Dünyanın önde gelen araştırma ve danışmanlık kuruluşlarından Frost & Sullivan, enerji sektörünü mercek altına aldığı araştırmasında 2012 yılı küresel enerji ve çevre pazarına ilişkin üç öngörüde bulunuyor. Araştırmaya göre “Sektörel Kesişmeler”, “Akıllı Teknolojiler” ve “Dağıtılmış Üretim”, 2012 yılı ve sonrasının belirleyici kilit konuları olarak öne çıkacak.

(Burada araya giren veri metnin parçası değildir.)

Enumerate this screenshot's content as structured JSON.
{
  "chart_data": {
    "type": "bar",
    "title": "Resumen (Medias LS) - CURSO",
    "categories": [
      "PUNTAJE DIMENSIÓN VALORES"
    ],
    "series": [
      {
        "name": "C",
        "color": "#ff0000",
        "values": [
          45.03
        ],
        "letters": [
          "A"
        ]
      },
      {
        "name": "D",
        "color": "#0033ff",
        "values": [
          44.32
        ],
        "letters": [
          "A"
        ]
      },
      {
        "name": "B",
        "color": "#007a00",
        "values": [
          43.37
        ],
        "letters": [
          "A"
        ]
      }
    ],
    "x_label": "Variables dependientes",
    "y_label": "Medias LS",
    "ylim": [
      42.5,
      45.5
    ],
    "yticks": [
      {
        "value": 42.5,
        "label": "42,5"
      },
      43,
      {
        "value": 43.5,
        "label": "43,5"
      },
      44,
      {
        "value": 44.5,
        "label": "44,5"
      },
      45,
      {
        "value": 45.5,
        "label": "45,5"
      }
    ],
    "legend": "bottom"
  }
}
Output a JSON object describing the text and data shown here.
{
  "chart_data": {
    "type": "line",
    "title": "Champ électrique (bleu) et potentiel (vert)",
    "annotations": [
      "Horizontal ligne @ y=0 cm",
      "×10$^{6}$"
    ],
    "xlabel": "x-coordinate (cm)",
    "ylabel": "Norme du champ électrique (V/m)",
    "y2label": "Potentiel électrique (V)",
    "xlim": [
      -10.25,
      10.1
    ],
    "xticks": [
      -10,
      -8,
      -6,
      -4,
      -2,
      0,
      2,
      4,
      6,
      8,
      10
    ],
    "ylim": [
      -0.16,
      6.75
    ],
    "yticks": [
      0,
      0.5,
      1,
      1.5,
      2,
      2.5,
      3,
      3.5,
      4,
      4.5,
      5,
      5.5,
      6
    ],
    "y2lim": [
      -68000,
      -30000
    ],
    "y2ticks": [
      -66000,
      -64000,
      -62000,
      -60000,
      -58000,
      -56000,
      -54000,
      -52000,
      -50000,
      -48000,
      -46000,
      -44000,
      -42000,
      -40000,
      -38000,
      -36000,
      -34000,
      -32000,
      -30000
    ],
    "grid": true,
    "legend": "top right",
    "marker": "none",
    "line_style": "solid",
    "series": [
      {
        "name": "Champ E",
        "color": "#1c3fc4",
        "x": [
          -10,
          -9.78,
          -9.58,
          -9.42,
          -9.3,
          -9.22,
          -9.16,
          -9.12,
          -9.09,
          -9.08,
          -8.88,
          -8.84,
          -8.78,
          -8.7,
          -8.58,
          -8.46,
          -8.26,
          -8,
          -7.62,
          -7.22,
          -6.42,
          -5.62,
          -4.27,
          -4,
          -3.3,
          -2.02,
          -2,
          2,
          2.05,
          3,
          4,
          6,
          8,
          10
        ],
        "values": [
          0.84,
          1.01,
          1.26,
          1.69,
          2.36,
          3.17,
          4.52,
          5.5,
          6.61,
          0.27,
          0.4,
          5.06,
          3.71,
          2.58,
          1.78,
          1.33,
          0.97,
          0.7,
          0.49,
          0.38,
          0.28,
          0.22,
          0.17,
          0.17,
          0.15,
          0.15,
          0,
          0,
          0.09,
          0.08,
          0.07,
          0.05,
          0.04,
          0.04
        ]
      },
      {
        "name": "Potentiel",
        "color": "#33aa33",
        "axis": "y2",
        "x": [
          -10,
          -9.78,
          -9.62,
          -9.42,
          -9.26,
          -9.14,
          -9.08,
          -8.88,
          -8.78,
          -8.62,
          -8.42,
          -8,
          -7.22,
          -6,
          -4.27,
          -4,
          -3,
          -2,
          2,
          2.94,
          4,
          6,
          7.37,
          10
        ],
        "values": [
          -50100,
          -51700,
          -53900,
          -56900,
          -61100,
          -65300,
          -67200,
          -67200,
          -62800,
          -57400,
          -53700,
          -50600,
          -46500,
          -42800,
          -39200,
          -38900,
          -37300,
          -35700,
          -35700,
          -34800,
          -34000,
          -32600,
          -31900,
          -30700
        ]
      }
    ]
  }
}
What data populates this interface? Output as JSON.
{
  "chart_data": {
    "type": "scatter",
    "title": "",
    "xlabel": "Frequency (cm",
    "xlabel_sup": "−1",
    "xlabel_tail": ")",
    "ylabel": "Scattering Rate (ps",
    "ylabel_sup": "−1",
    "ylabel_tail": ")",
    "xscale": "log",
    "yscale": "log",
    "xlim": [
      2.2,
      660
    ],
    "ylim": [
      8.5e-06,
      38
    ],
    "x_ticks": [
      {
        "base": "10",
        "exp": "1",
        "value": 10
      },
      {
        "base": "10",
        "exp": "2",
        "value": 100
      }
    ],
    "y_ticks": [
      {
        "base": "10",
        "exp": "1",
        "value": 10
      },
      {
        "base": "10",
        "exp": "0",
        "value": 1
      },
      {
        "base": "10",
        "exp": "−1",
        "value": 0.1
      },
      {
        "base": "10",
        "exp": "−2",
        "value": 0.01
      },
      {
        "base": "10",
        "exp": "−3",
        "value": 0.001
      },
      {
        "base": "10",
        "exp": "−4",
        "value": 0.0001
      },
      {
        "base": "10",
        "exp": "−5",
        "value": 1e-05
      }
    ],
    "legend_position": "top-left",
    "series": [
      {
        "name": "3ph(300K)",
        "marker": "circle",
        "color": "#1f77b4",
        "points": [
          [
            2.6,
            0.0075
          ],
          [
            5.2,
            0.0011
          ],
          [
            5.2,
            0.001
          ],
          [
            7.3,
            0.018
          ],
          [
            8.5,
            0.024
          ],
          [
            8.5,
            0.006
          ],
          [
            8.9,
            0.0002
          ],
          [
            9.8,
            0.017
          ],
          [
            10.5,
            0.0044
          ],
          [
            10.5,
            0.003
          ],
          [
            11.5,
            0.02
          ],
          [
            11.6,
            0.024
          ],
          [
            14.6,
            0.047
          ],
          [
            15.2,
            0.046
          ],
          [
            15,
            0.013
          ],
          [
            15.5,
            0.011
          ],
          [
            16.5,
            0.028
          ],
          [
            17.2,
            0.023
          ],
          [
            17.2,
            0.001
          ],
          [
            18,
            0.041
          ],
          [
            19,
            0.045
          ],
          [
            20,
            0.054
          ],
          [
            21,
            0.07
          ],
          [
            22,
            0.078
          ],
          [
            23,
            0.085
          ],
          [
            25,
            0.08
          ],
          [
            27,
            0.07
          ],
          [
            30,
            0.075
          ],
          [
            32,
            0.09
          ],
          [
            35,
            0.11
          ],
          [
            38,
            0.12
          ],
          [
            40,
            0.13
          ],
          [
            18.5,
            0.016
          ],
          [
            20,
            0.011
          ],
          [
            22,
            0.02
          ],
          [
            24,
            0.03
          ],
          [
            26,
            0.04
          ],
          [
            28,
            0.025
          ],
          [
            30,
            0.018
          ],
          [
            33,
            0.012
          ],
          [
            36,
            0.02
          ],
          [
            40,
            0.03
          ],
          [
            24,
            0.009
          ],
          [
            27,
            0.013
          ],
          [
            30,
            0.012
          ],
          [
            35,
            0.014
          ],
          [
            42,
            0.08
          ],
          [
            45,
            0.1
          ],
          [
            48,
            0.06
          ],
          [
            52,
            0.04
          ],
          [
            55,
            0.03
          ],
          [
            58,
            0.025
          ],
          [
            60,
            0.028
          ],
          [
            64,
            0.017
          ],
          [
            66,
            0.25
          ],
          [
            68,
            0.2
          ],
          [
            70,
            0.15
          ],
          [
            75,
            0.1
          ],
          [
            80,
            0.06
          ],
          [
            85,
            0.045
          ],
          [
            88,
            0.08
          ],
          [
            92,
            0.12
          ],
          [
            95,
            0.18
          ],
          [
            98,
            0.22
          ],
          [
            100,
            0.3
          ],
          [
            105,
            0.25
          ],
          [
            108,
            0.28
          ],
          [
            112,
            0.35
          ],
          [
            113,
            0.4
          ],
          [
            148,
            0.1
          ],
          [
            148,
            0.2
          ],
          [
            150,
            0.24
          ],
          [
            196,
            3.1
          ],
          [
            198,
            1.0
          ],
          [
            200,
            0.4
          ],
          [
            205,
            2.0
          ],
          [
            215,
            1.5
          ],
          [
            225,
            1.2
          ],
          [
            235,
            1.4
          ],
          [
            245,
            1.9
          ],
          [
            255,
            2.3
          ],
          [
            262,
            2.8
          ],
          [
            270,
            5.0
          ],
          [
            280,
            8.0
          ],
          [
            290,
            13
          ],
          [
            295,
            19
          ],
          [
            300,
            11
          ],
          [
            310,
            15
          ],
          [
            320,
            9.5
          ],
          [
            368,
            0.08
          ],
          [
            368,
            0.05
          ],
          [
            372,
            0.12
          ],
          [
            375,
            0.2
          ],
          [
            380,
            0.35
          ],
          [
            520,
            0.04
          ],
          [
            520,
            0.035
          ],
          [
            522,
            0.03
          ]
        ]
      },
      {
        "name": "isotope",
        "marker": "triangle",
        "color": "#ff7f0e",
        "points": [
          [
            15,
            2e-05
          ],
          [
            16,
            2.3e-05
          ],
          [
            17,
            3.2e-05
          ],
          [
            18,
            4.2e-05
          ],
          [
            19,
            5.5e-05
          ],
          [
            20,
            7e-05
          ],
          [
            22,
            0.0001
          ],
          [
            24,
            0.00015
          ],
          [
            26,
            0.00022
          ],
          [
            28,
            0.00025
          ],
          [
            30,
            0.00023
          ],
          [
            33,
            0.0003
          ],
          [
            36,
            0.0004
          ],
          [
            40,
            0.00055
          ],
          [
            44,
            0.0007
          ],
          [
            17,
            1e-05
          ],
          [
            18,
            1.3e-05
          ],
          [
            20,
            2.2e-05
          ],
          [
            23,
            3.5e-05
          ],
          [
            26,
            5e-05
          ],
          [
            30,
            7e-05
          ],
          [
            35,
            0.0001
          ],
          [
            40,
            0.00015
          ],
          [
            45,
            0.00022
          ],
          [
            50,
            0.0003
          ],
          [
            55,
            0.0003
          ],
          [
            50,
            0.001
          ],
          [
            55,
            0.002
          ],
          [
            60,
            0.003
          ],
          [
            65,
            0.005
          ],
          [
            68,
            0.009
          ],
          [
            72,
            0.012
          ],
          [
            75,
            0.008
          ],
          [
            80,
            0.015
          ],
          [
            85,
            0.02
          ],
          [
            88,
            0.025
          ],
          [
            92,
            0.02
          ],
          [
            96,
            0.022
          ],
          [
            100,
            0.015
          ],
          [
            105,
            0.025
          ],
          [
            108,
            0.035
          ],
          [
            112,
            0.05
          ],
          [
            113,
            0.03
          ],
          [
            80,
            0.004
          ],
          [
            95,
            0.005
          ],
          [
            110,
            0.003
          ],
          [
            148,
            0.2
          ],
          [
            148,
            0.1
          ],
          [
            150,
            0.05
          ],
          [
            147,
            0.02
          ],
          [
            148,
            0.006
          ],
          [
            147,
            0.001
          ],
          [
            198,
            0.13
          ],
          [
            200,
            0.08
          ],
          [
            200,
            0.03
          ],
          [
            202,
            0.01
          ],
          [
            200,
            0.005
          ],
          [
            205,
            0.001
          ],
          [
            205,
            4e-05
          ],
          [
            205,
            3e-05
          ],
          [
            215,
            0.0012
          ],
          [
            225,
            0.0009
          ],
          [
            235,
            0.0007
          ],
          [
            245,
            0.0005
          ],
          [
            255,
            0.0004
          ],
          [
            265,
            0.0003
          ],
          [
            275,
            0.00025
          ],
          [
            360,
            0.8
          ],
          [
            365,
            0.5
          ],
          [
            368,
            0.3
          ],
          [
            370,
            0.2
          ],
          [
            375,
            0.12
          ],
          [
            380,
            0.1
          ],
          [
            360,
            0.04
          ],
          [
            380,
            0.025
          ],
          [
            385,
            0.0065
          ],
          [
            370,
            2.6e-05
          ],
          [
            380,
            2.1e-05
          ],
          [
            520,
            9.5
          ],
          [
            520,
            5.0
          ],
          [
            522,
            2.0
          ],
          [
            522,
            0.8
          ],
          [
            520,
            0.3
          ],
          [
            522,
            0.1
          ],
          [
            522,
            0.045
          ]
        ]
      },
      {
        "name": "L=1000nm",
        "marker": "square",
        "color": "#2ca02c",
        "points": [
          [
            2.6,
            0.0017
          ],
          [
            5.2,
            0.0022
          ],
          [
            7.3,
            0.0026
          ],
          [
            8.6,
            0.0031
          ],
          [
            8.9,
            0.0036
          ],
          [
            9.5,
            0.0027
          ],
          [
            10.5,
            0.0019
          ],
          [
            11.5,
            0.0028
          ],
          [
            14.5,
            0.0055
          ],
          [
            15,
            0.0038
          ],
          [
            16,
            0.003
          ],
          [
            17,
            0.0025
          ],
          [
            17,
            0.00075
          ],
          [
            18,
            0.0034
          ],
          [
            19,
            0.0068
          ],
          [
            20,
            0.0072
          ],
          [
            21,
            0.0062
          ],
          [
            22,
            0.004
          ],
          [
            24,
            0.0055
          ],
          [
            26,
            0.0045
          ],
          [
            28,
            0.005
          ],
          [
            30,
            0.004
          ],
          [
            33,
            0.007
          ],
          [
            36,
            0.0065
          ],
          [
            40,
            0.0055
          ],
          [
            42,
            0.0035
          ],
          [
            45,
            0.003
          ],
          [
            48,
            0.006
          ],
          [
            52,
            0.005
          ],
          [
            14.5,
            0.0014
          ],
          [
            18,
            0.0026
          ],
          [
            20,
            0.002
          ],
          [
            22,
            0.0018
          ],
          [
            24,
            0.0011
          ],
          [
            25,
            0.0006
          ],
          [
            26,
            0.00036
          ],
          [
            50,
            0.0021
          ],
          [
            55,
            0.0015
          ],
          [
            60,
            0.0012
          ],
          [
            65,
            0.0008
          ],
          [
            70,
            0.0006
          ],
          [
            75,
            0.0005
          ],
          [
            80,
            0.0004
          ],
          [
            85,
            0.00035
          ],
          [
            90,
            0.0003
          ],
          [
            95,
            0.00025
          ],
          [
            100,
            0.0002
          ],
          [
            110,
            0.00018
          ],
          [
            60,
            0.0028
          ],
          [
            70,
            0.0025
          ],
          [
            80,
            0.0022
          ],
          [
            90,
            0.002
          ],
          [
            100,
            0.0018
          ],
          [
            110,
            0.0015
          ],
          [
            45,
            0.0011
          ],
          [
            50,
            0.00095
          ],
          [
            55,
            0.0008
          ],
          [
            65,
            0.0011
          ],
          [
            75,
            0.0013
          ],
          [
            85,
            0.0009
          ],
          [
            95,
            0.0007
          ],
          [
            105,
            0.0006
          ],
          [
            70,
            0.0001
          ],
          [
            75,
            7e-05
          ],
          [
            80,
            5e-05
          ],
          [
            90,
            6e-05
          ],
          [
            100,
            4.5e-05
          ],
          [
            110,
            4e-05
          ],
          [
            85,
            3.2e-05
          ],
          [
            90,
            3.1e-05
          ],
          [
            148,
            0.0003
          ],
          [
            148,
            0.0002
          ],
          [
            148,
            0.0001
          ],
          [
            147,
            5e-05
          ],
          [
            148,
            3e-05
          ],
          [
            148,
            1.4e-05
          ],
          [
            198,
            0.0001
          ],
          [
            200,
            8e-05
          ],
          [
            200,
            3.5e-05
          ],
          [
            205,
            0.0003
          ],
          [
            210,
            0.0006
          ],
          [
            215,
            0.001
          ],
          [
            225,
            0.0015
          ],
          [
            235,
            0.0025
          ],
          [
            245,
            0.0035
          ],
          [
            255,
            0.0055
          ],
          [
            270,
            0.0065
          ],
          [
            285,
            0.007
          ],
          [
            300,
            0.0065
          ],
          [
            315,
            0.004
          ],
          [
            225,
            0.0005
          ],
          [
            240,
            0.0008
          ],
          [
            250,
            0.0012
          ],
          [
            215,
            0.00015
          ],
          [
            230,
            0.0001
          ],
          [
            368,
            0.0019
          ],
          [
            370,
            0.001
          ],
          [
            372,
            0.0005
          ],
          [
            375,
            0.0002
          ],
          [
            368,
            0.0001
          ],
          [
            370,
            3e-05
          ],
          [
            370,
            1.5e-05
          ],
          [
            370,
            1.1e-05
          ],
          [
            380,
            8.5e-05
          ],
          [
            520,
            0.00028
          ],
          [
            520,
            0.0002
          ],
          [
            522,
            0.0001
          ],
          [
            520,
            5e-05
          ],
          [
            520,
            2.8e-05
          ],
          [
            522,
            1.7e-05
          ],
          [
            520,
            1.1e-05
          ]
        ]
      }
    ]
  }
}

Türkiye’de 2010 yılında faaliyetlerine başlayan dünyanın önde gelen araştırma ve danışmanlık kuruluşlarından Frost & Sullivan’ın enerji sektörünü mercek altına aldığı son araştırması, 2012 yılında öne çıkacak üç kilit konuyu ortaya koydu. Binlerce şirketin katılımıyla gerçekleştirilen araştırmaya göre, çevre ve enerji alanında bu yılın en önemli konuları, “Sektörel Kesişmeler”, “Akıllı Teknolojiler” ve “Dağıtılmış Üretim” olacak.
Frost & Sullivan ortaklarından John Raspin, sektörel kuruluşlardan elde ettikleri verileri şirketin enerji sektörü uzmanlarının analiz ve verileriyle birleştirdiklerini ifade ederek, pazarda öne çıkan kilit konuları, büyümeye yönelik güncel konu başlıkları, küresel ve bölgesel sıcak noktaları ve çakışma alanlarını belirlediklerini, bunların neticesinde enerji ve çevre alanının 2012 yılı ve sonrasına dönük belirleyici eğilimleri tespit ettiklerini ileri sürüyor. Sonuçları üç ana başlık altında topladıklarını söyleyen Raspin, bunların “kesişme ve değer zinciri entegrasyonu”, “akıllı teknoloji” ve “dağıtılmış üretim” olduğunun altını çiziyor.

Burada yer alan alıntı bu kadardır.